Many of the musicians generally keep political content out of their music but made an exception for the marriage amendment.
“It’s pretty scary to me any time that an amendment is proposed that takes people’s rights away,” said Martha Bassett, who is in the original video. “This is going to affect all families. We would be very shortsighted to pass something that we don’t even understand all of the implications of.”
Bassett said while she doesn’t have a problem with gay marriage, that isn’t the issue because it is already illegal, but said the amendment would negatively impact custody, insurance and eldercare cases, and unmarried heterosexual couples.
Dossett made her first foray into politics with the song, and said she wasn’t sure why this was the one issue that’s really gotten under her skin.
“I’ve realized how insidious and far-reaching it is and how harmful it could be to such a broad swath of my fellow citizens,” she said. “I’ve actually been pretty careful not to be political from the stage. I’m not trying to convince people who will never change their minds.
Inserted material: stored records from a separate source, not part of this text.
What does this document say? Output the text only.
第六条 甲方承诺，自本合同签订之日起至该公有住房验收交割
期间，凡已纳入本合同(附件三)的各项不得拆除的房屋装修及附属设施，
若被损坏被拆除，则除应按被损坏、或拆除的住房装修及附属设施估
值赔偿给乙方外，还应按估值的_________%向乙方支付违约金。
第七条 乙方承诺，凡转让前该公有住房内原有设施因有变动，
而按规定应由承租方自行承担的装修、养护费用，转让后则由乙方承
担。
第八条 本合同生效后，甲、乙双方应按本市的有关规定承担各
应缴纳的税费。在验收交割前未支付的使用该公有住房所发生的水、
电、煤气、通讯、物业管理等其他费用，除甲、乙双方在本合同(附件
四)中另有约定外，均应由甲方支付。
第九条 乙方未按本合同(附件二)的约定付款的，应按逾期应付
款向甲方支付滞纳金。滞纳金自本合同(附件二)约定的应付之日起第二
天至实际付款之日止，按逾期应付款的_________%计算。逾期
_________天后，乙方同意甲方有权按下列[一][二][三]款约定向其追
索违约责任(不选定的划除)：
It’s to get people who might be complacent to realize that they can’t be.”
Since releasing the song, Dossett has performed it at Shakori Hills and is scheduled at rallies throughout the state leading up to the vote on May 8. Less than a week after it came out, she performed with some of the other singers from the original at a rally of hundreds at College Park Baptist Church on Aycock Street alongside state NAACP President William Barber.
Not every musician speaking out against the amendment is covering Dossett’s song. Crys Matthews, who has a lot of family in North Carolina but recently moved to Virginia, released “Sweet Carolina” about the need to push back against regressive social laws like the amendment.
“As an out lesbian who is engaged and planning to start a family, this law would make it difficult for my future wife and I to feel that our family was safe there,” Matthews said, adding that she was considering moving back to the state.
The point isn’t one person or one version though, Dossett said. The point is to reach as many people as possible and help defeat the amendment. With most signs pointing towards a very close vote, the tens of thousands of people listening to her words could easily be the difference.
One unplanned perk of the video, Robinson said, was that lots of people who have moved away have reached out to say how proud the video has made them to be from Greensboro. Dossett too, has been inspired by the outcome.
“It’s not about me, it’s about the community coming together,” she said. “I think the song has been something that people can rally around. The point is that people are rallying, not the song itself.”